The policy Rapp referred to is that of fair share fees, or contract agreements between a collective bargaining unit, or union, and an employer which include a provision requiring employees to pay a fee to the bargaining unit, regardless of membership.
Rapp, along with Reps. Daryl Metcalfe (R-Butler), Stephen Bloom (R-Cumberland), Jim Cox (R-Berks), Fred Keller (R-Union/Snyder) and Jerry Knowles (R-Berks/Schuylkill) held a press conference announcing their intent to re-introduce the Pennsylvania Open Workforce Initiative, a package of bills comprised of what is popularly known as right to work legislation.
Supporters of right to work legislation cite lower unemployment and higher personal income levels in right to work states.
Opponents call the legislative efforts an attempt to roll back workers’ rights gained through collective bargaining throughout the 21st Century, give employers an advantage in bargaining and also cite wages, noting average wages tend to be lower in right to work states.
“The greatest reason is not economic, it’s moral,” Justin Davis, director of legislation for the National Right to Work Committee, said at Tuesday morning’s session. “They (unions) force themselves into employee/employer relationships preventing employees from being rewarded for their hard work. Make no mistake; the villains in this fight… are union bosses insisting on remaining the gatekeepers to employment.”
Pennsylvania AFL-CIO President Rick Bloomingdale said at a 2011 Pennsylvania House of Representative Labor and Industry Committee meeting on the bill package, “What collective bargaining does is allow the worker to get a share of those profits so they can have a middle class lifestyle. That’s what unions do. They provide a middle class in America.”
The package includes four bills which failed to pass during the 2011-2012 legislative session: House Bills 50, 51, 52 and 53.
Rapp is primary sponsor of House Bill 51 and is a co-sponsor of the rest of the package.
House Bill 50 would make it illegal to base eligibility for employment, or continued employment, on membership status in a collective bargaining unit or to impose fair share fees on non-union employees.
Bills 51 and 52 aim to repeal sections of Pennsylvania’s Act 84 of 1988 which provide for instituting fair share fees. Specifically, HB 51 targets sections applying to agreements between unions representing school employees and school districts, intermediate units and vocational-technical schools. Bill 52 concerns sections dealing with other state level employees union agreements.
Bill 53 addresses Act 15 of 1993, which provided provision for fair share fees in agreements between collective bargaining units and political subdivisions within the state not addressed by the other bills in the initiative package, including municipal and county governments.
Also included in the initiative package is House Bill 250, which would allow public employees to opt out of union membership at any time, rather than only within the 15 days prior to expiration of a union contract, as current law allows.
“This is a declaration of independence for Pennsylvania,” Keller said.

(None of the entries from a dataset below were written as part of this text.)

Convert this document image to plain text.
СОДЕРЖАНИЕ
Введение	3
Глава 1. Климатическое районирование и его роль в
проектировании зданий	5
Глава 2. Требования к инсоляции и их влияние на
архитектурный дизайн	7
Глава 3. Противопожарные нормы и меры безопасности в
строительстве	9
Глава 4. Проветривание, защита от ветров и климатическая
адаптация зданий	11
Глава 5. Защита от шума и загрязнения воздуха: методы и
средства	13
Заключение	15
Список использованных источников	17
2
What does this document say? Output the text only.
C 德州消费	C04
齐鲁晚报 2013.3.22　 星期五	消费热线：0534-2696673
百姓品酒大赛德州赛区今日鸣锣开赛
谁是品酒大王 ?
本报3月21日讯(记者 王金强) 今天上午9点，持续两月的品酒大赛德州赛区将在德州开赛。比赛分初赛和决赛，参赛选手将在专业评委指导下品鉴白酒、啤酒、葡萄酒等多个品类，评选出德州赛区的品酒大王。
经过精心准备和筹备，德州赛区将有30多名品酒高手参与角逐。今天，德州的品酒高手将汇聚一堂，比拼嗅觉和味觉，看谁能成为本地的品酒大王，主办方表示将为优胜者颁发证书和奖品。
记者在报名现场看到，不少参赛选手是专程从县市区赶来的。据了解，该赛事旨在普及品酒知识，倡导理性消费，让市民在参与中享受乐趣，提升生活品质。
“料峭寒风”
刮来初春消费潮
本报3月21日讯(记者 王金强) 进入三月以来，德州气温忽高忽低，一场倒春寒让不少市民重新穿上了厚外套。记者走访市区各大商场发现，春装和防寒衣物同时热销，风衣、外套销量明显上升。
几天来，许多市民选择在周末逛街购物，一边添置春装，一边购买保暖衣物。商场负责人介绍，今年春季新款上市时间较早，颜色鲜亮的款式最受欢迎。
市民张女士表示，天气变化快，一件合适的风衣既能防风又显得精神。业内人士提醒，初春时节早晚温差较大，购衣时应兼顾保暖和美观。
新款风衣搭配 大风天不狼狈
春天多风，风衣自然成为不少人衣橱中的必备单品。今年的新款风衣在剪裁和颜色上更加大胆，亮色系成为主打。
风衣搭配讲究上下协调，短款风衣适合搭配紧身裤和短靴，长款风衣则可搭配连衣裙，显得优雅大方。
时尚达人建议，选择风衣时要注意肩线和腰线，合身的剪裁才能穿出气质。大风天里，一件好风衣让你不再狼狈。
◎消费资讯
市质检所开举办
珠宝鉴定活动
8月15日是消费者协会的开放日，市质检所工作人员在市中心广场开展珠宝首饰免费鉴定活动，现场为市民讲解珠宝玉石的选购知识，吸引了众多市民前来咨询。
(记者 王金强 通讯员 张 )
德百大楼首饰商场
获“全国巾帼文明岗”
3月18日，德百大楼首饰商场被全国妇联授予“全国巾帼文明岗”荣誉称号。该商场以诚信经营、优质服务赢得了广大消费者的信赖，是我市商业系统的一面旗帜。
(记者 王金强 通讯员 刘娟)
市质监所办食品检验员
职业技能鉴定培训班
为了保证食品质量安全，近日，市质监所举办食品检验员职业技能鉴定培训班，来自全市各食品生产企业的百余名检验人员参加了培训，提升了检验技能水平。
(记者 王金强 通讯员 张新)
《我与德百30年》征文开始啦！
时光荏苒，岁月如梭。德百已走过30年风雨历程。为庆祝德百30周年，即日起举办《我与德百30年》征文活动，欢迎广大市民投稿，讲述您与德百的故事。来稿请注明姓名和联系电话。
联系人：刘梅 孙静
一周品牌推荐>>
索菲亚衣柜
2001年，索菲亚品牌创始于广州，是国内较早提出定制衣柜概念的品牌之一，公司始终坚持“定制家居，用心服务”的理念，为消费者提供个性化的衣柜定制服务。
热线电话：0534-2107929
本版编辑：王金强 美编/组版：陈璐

He called not paying fair share fees, “… a fundamental right that every person should have… that person might choose to spend that to put more food on the table or, in this cold weather, turn the heat up a few degrees. Six hundred dollars (per year dues), in ten or twelve years, that’s a semester of college.”
“I’m the proud sponsor of House Bill 51,” Rapp said. “I believe that teachers in Pennsylvania deserve a much better deal.”
She said union leaders, “maintain their existence by leeching off the hard work of others,” and that school district residents are, “paying these ransoms through higher taxes.”
Rapp also called out Gov. Tom Corbett, who recently said he didn’t think the political will currently existed to pass right to work laws in Pennsylvania.
“There are many core conservatives in the legislature who have the will to do this,” Rapp claimed.
“We don’t lead by consensus,” Jennifer Stefano, Pennsylvania state director of Americans for Prosperity, said at the news conference. “You need leadership.”
There is no law requiring fair share fees be included in an agreement between a collective bargaining agreement and an employer, but they can be implemented if both the unit and employer agree to it as part of contract negotiations.
Corbett’s last negotiated state-level contract with the American Federation of State, County and Municipal Employees (AFSCME) included a fair share fee.